By the way, we hear a good deal these days about “The Gospel of Thomas” and “The Gospel of Mary Magdalene.” In fact some people want to suggest that these books were suppressed. But it’s pretty clear from their style and from the ideas we find in them that these weren’t even written until a hundred years or more after the accepted New Testament books.

     The Gospel of Thomas only has 114 verses, the last one of which says, “Simon Peter said to them: Let Mary go forth from among us, for women are not worthy of the life. Jesus said: Behold, I shall lead her, that I may make her male, in order that she also may become a living spirit like you males. For every woman who makes herself male shall enter into the kingdom of heaven.”

     Parts of the Gospel According to Mary Magdalene are missing, and we only have about 52 verses of that bit of writing.

     You can find these on line and read them for yourselves. See if you think they’re on a par with Matthew, Mark, Luke and John.


    After the age of the apostles, the New Testament continued to take shape for two or three centuries. Christians would ask their friends what books were good. Or, as people still do today, they would ask their pastors or bishops which books were recommended. And pastors would talk to each other about it.

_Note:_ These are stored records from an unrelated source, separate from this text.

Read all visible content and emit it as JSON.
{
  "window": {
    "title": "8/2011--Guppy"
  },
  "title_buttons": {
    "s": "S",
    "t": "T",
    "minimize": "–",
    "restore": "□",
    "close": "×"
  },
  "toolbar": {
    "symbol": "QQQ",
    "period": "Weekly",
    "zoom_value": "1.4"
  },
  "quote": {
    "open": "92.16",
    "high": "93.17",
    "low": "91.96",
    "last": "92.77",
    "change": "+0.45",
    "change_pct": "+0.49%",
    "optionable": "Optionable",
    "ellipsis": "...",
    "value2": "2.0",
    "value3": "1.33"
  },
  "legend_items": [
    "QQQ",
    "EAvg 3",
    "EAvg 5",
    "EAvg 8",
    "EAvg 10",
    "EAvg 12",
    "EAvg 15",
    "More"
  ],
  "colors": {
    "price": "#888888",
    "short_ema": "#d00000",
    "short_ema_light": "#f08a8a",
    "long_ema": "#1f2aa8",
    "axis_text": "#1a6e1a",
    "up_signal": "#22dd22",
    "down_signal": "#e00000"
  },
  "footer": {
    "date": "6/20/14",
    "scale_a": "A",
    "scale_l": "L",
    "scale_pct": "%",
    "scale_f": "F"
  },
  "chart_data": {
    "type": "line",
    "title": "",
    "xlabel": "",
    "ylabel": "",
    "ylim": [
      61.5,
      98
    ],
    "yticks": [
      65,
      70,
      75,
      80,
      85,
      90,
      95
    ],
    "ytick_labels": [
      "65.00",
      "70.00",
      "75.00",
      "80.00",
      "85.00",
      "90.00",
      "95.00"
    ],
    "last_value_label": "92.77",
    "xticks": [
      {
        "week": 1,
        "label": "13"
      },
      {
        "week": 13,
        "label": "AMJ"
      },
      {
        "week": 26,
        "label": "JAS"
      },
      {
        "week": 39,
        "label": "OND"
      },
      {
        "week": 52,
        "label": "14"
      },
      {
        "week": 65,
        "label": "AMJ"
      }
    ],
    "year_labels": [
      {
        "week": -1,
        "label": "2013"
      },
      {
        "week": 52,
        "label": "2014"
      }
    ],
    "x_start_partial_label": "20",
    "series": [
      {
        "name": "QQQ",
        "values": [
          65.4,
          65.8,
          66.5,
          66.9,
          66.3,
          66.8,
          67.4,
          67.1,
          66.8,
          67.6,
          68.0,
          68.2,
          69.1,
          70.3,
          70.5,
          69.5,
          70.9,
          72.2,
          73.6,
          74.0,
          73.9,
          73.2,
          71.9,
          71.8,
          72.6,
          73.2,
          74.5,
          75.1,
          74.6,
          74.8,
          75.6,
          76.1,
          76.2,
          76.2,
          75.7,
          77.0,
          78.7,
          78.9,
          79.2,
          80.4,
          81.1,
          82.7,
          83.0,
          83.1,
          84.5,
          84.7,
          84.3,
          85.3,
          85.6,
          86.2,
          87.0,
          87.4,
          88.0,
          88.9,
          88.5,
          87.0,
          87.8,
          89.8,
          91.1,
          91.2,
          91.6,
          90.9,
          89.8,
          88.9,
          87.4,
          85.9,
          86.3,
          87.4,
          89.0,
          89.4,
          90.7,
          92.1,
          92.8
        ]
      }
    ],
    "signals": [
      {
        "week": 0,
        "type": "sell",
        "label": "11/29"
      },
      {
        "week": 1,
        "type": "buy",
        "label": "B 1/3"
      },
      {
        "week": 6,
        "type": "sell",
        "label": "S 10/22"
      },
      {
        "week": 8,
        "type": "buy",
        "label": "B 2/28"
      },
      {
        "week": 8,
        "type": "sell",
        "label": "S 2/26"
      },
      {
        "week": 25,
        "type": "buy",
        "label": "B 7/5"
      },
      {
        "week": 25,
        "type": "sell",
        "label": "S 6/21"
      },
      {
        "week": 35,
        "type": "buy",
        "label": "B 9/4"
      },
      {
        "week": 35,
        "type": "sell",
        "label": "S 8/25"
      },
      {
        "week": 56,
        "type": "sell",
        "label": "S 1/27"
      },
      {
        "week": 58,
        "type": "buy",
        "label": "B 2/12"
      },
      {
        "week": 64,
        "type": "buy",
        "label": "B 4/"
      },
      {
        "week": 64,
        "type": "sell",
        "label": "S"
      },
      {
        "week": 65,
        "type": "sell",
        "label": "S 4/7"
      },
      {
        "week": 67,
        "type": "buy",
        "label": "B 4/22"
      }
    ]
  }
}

     This process was pretty fluid. Many of the books were universally recognized by Christians everywhere, but others we’re more iffy. Books like “The Shepherd of Hermas” and “The Epistle of Barnabas” were very popular and well received, but were finally passed by. Other books, like James, Hebrews and Revelation were often in question.

     We have a list of accepted books from around the year 180. It’s called the Muratorian Canon. (The word canon comes from the Greek word for ruler, as in a measuring device. Bible scholars use the word canon to refer to a list of accepted or authoritative writings.) The Muratorian Canon includes most of the New Testament as we know it, but it’s missing Hebrews, James, II Peter and III John. It recommends The Shepherd of Hermas to be read, but not as scripture.

     [NOTE: The very beginning of the Muratorian Canon is missing. It starts by referring to Luke as the “Third Gospel.” However, there is ample evidence that the Gospels had already been collected and circulated in the order Matthew, Mark, Luke and John.]

     For a more detailed but fascinating account of how the New Testament came to be, I’d encourage you to read chapter 3 of F.F. Bruce’s book, The New Testament Documents: Are They Reliable? In that chapter he says this:

“One thing must be emphatically stated. The New Testament books did not become authoritative for the Church because they were formally included in a canonical list; on the contrary, the Church included them in her canon because she already regarded them as divinely inspired.”


    
So now we have the big picture of how the Bible came together. Certain writings were recognized over time as the Word of God because they strengthened the faith of believers. They spoke with authority, and so their authority was received. That’s why we have these books and not others.

     But what about the details? What about the small picture? How can we know that the versions we have of these precious books are accurate? How can we know the books themselves haven’t been changed? That’s a question we’ll have to take up next week.


    For now we can know that these are the books in which the people of God heard the Word of God. And if you and I listen as we read, we will hear it, too.